Keamanan yang diberikan oleh seorang perintis kepada kerabatnya
dari segala jenis kejahatan. Selanjutnya, keempat, Politik
pemerintahan adalah kekuasaan. Di mana Politik kekuasaan dan
legislatif menjadi bagian yang tidak dapat dibedakan dari
keberadaan manusia
Politik pemerintahan pada awalnya dibawa ke dunia oleh agama.
Misi Nabi Muhammad SAW. dengan agama mendapat permintaan
untuk membentuk suatu organisasi yang mampu menyebarkan dan
memahami konvensinya. Ini menyiratkan bahwa agama harus
memiliki kekuatan politik.

Isu-isu pemerintahan sangat mungkin merupakan tindakan


manusia utama sepanjang rangkaian pengalaman umat manusia.
dengan itu, orang-orang berurusan dengan potensi satu sama lain
yang tersebar di antara mereka; bersinergi satu sama lain dalam
satu tujuan yang sama; pemahaman bersama dalam kontras yang
ada; juga mengikuti aturan yang umumnya disepakati. Seperti yang
baru-baru ini dipahami, Politik pemerintahan adalah pekerjaan yang
dilakukan bersama untuk mencapai kebahagiaan Bersama

Agama secara inheren terkait dengan Politik pemerintahan.

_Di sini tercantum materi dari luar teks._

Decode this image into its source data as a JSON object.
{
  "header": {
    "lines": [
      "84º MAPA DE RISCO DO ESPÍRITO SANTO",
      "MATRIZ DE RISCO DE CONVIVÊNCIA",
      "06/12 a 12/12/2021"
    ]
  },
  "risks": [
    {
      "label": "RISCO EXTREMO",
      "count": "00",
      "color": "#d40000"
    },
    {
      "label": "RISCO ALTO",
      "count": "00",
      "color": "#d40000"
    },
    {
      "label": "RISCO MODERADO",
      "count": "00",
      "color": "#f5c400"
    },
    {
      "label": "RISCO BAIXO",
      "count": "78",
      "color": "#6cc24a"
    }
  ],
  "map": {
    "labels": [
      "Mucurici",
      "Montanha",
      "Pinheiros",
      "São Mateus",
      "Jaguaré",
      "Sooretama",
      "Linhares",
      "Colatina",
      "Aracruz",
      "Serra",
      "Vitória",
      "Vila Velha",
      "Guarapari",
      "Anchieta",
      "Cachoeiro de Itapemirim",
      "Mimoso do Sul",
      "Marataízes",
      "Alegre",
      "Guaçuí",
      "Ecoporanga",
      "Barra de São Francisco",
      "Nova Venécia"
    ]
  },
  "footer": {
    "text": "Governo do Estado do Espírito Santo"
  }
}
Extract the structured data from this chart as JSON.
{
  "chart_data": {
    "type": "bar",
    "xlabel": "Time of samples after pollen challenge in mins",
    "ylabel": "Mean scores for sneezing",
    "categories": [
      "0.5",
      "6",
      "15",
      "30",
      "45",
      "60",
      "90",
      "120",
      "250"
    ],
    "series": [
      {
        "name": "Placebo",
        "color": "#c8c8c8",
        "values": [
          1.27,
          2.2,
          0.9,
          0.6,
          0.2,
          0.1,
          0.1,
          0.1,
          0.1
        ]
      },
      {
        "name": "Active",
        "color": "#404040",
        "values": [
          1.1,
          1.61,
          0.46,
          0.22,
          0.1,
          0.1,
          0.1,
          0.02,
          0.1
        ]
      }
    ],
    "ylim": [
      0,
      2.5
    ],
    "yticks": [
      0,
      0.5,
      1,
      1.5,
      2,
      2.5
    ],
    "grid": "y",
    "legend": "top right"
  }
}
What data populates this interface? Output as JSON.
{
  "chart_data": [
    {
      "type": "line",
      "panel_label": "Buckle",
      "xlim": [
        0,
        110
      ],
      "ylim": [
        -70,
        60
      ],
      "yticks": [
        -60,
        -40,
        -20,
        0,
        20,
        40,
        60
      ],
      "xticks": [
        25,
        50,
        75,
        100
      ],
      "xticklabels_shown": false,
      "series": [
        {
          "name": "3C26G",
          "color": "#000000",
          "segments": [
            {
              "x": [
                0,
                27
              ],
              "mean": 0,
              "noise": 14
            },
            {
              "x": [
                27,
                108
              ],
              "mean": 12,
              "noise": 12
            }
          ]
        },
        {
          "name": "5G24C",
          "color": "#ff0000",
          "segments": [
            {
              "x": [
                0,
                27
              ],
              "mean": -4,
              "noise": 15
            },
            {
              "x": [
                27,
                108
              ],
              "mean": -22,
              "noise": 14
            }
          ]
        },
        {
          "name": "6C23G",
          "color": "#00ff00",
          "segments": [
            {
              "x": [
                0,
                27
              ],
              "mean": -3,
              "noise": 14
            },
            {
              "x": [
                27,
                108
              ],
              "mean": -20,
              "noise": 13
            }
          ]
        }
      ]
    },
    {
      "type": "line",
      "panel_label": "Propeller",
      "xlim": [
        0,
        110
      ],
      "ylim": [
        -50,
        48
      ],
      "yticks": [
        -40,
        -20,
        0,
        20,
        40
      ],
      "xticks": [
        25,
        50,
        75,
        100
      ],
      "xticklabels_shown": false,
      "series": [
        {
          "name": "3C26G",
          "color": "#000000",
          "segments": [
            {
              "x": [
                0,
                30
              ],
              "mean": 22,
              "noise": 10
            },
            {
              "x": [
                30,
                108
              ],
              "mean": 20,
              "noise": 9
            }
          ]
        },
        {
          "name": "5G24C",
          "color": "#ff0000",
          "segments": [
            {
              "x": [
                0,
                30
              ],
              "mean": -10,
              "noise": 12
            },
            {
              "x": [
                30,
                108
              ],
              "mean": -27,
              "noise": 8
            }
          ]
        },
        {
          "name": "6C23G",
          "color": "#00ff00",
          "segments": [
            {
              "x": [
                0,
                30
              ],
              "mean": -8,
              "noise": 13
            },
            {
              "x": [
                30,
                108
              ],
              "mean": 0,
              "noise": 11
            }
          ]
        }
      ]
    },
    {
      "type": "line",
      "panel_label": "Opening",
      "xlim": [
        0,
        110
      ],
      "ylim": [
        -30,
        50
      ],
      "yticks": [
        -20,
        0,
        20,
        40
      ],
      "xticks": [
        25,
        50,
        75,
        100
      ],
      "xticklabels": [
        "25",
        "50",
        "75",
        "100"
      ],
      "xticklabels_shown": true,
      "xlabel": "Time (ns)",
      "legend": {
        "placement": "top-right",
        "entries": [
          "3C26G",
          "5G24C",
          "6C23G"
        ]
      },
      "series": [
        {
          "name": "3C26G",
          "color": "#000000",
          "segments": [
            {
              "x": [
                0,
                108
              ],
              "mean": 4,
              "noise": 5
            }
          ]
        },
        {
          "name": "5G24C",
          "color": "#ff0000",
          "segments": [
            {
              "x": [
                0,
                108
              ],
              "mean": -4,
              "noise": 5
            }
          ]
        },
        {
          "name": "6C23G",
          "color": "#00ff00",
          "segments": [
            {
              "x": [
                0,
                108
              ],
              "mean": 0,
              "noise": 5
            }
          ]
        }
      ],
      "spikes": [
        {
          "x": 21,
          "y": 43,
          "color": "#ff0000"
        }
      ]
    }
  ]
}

Hukuman yang ketat dapat berdampak pada hukum, tindakan yang
dianggap jahat oleh individu, seperti homoseksualitas dan
perkawinan silang, seringkali melanggar hukum. Seringkali agama
memberikan otentisitas kepada pemerintah. Agama sangat
tertanam dalam kehidupan individu dalam tatanan sosial modern
dan non-modern, sehingga kehadirannya tidak terasa dalam bidang
politik. Cukup banyak, negara-negara di seluruh planet ini
menggunakan agama untuk melegitimasi kekuatan politik.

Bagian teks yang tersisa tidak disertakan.